Rezensionsnotiz zu Frankfurter Rundschau, 26.10.2010

Großartig, aufregend erregend findet Rezensent Arno Widmann diese Studie der von Joschka Fischer eingesetzten Historikerkommission, die endlich einmal die Rolle des Auswärtigen Amtes im Nationalsozialismus aufklären sollte. Für Widmann ist nach der Lektüre klar: Die Vernichtung der Juden in Europa war keine geheime Kommandosache, sondern von Seiten des Auswärtigen Amts bereitwillig, offen und selbstbewusst mitbetrieben. Widmann betont, dass es der Staatssekretär Ernst von Weizsäcker und Ernst Woermann, der Leiter der politischen Abteilung waren, die die Deportationen französischer Juden nach Auschwitz genehmigen mussten. Der "zweite Schrecken" dieses Buches liegt für Widmann in den Nachkriegskarrieren der Diplomaten, die fast alle wieder in Amt und Würde kamen. Wie sich die alten Seilschaften durchgesetzt haben und sich dabei noch mit elitär-moralischem Glanz umgaben. Was hat man sich unter so einer Elite vorzustellen?, fragt Widmann mit erkennbarem Grimm, der hierin eine der Debatte harrende Frage sieht. Er zumindest liest dieses seiner Beteuerung zufolge auch "exzellent geschriebene" Buch nicht nur als historische Aufklärung, sondern auch als Kommentar zur Gegenwart.

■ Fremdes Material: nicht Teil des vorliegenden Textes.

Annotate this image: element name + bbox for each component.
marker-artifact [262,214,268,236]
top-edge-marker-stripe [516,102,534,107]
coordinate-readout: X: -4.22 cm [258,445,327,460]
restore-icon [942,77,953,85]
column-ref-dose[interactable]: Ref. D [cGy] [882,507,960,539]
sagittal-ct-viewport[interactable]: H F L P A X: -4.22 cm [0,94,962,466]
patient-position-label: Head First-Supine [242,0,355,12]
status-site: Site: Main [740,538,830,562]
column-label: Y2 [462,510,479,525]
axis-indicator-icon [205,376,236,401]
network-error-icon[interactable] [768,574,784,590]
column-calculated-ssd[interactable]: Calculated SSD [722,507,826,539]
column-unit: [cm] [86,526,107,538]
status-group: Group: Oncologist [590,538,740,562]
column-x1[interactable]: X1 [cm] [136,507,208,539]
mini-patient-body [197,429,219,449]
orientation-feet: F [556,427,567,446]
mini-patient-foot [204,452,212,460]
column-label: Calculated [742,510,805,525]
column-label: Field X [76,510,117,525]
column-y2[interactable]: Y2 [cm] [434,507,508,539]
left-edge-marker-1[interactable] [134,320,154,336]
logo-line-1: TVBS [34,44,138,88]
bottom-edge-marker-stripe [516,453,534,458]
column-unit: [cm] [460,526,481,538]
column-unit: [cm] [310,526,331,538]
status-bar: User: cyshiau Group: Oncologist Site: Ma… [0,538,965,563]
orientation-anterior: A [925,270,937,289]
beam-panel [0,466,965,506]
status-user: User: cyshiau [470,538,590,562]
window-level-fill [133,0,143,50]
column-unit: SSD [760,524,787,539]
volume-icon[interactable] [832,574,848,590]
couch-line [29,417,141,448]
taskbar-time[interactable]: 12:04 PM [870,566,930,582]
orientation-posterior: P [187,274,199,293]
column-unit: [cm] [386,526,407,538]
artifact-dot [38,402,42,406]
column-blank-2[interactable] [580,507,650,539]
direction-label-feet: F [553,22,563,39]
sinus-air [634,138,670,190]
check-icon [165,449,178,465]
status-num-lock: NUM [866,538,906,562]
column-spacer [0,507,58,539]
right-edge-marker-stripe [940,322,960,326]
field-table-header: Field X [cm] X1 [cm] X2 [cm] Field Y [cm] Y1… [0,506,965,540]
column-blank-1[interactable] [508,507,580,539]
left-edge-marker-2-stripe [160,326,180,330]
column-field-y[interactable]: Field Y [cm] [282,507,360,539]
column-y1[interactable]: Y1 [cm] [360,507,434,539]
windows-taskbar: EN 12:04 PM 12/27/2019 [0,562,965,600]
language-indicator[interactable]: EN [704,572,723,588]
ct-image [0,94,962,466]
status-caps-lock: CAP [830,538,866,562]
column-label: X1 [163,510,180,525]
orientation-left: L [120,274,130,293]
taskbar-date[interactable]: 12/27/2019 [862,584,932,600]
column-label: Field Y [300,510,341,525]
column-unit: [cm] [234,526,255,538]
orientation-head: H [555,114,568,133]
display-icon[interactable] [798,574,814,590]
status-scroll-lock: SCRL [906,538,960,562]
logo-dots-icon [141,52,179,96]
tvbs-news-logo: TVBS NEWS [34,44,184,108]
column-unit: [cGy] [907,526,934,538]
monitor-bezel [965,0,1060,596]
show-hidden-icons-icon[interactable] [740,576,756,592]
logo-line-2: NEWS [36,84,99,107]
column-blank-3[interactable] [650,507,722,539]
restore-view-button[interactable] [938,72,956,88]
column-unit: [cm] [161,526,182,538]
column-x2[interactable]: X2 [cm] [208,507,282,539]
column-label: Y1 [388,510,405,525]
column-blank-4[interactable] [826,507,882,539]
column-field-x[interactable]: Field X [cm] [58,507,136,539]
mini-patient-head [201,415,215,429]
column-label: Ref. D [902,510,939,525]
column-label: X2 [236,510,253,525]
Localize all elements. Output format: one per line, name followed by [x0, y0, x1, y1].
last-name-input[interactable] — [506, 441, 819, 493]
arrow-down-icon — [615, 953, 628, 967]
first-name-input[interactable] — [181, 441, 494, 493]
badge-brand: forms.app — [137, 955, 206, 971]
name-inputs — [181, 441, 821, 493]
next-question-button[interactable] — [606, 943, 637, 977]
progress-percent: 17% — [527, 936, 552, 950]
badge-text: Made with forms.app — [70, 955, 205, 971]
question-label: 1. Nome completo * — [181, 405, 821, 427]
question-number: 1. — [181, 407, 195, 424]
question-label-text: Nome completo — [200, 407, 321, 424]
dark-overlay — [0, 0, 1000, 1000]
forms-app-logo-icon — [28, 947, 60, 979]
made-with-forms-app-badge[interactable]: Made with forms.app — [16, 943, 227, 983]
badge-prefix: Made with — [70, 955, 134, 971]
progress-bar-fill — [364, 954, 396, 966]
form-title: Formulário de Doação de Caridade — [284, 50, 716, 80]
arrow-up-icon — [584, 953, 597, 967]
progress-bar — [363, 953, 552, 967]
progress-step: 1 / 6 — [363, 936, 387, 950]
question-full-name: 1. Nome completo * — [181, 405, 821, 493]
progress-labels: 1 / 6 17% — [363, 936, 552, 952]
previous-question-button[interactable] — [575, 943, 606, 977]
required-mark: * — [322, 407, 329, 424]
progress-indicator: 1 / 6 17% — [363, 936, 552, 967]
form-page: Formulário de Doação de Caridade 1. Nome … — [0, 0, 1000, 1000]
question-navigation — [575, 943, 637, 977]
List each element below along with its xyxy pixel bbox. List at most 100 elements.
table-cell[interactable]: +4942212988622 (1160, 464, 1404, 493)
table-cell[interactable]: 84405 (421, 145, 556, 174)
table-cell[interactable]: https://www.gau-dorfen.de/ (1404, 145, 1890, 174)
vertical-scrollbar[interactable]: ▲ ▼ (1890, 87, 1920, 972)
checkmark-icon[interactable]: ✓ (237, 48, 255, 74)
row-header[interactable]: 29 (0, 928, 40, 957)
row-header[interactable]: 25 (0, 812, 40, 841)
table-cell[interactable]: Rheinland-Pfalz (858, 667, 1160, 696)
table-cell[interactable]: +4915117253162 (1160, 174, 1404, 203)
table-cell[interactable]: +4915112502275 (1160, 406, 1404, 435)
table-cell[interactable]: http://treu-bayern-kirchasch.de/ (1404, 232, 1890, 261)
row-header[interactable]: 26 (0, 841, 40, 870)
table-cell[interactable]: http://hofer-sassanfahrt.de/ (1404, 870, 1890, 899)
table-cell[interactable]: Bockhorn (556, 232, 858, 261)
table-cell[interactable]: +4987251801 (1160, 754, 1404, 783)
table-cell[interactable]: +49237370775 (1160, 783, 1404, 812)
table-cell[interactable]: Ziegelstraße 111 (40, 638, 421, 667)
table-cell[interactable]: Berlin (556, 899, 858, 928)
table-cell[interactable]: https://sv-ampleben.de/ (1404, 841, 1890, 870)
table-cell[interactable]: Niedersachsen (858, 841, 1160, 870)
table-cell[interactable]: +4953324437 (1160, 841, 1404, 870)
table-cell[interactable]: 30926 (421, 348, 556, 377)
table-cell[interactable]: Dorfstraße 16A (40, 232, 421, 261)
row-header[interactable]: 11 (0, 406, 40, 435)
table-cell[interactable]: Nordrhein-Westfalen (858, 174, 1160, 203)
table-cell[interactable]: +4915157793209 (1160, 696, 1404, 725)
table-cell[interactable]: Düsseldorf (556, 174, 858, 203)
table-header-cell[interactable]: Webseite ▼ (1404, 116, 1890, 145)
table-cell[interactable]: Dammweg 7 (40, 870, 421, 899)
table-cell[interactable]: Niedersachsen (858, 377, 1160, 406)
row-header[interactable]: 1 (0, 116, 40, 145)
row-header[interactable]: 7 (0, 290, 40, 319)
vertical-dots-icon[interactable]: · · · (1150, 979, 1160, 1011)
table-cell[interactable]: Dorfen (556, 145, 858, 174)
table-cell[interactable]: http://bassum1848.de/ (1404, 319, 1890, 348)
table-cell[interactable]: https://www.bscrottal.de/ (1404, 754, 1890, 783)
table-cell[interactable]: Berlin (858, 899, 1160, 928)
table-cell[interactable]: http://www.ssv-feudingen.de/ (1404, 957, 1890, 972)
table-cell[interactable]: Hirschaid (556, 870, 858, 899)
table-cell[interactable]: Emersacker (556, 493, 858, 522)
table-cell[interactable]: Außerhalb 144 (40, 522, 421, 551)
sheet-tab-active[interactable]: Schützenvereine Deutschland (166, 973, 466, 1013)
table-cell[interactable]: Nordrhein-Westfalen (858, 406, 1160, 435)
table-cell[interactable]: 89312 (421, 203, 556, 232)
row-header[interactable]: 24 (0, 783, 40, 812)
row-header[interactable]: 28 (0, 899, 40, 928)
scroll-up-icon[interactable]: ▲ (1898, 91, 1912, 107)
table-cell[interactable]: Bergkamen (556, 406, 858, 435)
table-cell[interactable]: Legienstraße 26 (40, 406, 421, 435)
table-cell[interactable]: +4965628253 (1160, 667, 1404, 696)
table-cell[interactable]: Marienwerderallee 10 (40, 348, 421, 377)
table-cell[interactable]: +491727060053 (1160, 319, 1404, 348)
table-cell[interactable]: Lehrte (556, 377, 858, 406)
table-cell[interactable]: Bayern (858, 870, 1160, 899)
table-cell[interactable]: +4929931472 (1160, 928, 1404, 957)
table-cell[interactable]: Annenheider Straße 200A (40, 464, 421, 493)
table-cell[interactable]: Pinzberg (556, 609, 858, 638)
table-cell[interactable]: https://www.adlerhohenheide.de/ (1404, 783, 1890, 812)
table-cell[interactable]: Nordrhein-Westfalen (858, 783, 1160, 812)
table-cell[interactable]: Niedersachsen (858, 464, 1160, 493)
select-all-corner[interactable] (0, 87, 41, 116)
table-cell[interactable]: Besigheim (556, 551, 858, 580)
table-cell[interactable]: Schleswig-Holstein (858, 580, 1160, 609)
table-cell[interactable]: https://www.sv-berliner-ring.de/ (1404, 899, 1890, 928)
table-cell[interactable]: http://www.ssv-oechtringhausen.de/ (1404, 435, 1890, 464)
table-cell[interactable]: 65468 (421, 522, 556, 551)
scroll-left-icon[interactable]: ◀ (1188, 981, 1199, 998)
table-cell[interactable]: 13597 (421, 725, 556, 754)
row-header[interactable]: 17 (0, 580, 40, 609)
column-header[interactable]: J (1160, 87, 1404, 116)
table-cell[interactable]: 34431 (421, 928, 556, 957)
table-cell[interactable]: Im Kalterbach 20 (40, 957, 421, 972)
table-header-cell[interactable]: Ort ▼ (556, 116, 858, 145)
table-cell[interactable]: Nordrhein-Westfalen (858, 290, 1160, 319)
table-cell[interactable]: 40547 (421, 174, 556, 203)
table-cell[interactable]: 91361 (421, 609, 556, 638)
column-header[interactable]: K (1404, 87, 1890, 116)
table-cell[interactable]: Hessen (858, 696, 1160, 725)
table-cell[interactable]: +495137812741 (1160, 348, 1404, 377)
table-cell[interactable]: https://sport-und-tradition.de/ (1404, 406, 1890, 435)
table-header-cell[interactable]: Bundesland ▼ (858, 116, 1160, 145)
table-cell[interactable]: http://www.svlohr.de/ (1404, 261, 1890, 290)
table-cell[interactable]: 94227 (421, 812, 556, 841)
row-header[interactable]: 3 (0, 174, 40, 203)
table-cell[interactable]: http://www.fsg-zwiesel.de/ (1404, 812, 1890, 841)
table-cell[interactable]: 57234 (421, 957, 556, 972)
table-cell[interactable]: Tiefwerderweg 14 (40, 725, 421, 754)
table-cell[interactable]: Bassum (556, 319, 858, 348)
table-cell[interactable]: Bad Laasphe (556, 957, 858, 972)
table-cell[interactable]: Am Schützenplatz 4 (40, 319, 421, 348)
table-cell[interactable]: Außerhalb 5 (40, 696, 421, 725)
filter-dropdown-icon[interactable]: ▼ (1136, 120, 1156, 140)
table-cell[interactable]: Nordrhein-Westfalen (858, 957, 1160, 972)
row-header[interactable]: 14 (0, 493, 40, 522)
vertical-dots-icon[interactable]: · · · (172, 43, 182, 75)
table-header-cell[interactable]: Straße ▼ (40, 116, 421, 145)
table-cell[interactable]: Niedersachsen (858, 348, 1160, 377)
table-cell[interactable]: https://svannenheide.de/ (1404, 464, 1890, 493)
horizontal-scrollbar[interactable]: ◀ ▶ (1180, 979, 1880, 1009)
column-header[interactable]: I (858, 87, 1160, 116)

Rezensionsnotiz zu Frankfurter Allgemeine Zeitung, 25.10.2010

Ein großes, wichtiges Buch. Auf einer ganzen Seite widmet sich Nils Minkmar dieser Studie, in der das von Joschka Fischer beauftragte Forscherteam von Eckart Conze, Norbert Frei, Peter Hayes und Moshe Zimmermann seine Ergebnisse zur Verstrickung des Auswärtigen Amts in die nationalsozialistische Mordmaschinerie zusammenträgt. Für den Rezensenten kann kein Zweifel mehr daran bestehen, wie willig und wie gründlich die selbstdeklarierte Elite der deutschen Verwaltung die NS-Politik unterstützte. Schon 1933, als noch kein Nazi das Auswärtige Amt zu irgendetwas hätte zwingen können, erließen seine Spitzenbeamte Denkschriften, in denen die Verfolgung der Juden aufs Infamste begründet und gerechtfertigt wurde. Auch beim Erfassen und Aufspüren der jüdischen Bevölkerung im besetzten Europa wirkten die Edelbeamte tatkräftig mit, wenn es Protest kam, dann nur, wie Minkmar in aller Deutlichkeit vermerkt, weil das Morden nicht schnell genug lief. Für den Rezensenten steht nach der Lektüre fest, dass das Auswärtige Amt eine verbrecherische Organisation war, und nur kopfschüttelnd und ungläubig kann er daran zurückdenken, wie lange und wie erfolgreich die Diplomaten - allen voran Ernst von Weizsäcker - von sich das Bild "tragisch scheiternder Verantwortungsethiker" durchsetzen konnten, die mithilfe des diplomatischen Protokolls Schlimmeres verhinderten. Nein, nein, beim großen Morden, hält Minkmar fest, gaben die "am besten ausgebildeten, kultiviertesten Männer ihrer Zeit" ihr Bestes.